This project applies Unsupervised Machine Learning to segment retail customers based on their purchasing behavior. By analyzing annual income and spending patterns, I identified five distinct customer "personas," enabling businesses to transition from mass marketing to highly personalized, data-driven strategies.
- Language: Python
- Libraries: Scikit-Learn, Pandas, Matplotlib, Seaborn
- Algorithm: K-Means Clustering
- Data Source: Mall Customer Segmentation dataset (Local .csv).

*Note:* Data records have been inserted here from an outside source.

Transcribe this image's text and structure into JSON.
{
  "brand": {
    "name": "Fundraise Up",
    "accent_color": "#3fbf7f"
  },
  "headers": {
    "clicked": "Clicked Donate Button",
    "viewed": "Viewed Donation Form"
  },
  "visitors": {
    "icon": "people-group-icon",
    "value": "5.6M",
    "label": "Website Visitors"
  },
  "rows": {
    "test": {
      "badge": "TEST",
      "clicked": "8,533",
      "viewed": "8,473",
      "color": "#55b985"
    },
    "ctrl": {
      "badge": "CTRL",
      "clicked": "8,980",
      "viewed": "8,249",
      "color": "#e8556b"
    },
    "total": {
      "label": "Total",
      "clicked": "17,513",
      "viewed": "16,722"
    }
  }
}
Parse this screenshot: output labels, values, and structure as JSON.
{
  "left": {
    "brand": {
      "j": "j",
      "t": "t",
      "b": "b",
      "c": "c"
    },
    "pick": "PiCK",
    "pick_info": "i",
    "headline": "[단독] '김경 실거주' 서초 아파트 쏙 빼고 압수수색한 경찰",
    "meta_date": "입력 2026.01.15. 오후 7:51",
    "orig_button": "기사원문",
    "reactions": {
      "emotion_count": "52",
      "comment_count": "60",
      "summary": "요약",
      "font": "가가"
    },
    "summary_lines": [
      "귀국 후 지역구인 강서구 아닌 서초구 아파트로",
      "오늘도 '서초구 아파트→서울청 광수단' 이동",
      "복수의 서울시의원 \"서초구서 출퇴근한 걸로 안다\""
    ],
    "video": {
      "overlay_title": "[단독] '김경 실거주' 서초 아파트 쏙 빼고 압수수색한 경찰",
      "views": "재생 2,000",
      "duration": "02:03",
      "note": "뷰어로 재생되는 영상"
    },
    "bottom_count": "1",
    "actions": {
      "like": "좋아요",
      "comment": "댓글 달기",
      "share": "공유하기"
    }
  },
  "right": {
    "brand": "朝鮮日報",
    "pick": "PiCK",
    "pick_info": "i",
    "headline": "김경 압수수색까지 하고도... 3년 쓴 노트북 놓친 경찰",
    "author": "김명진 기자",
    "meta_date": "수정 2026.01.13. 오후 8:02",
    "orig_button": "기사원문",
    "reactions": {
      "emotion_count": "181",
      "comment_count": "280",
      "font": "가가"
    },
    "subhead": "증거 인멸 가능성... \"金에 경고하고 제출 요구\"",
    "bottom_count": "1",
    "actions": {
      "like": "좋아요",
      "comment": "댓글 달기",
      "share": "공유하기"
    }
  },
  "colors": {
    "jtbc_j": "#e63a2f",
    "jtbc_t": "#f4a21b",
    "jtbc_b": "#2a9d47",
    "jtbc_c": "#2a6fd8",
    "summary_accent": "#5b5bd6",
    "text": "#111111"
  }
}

- Feature Selection: Focused on
Annual Income (k$)andSpending Score (1-100)to map behavioral segments. - Optimization: Implemented the
k-means++initialization method to ensure faster convergence and avoid suboptimal clustering.
1. Determining Optimal Clusters (The Elbow Method)
To find the mathematical "sweet spot" for the number of clusters, I calculated the Within-Cluster Sum of Squares (WCSS) for 1 to 10 clusters.
Analysis: The "elbow" clearly forms at k=5, indicating that adding more clusters beyond this point provides diminishing returns in explaining data variance.
2. Customer Persona Visualization
The final model successfully grouped 200 customers into five behavioral segments.
Strategic Personas Identified:
- 🔴 Sensible: High Income, Low Spending (Target for high-value savings/investments).
- 🔵 Standard: Average Income, Average Spending (The stable core customer base).
- 🟢 Target/Whales: High Income, High Spending (Primary targets for luxury loyalty programs).
- 🟡 Careless: Low Income, High Spending (High-engagement, impulse buyers).
- 🟣 Miser: Low Income, Low Spending (Highly price-sensitive shoppers).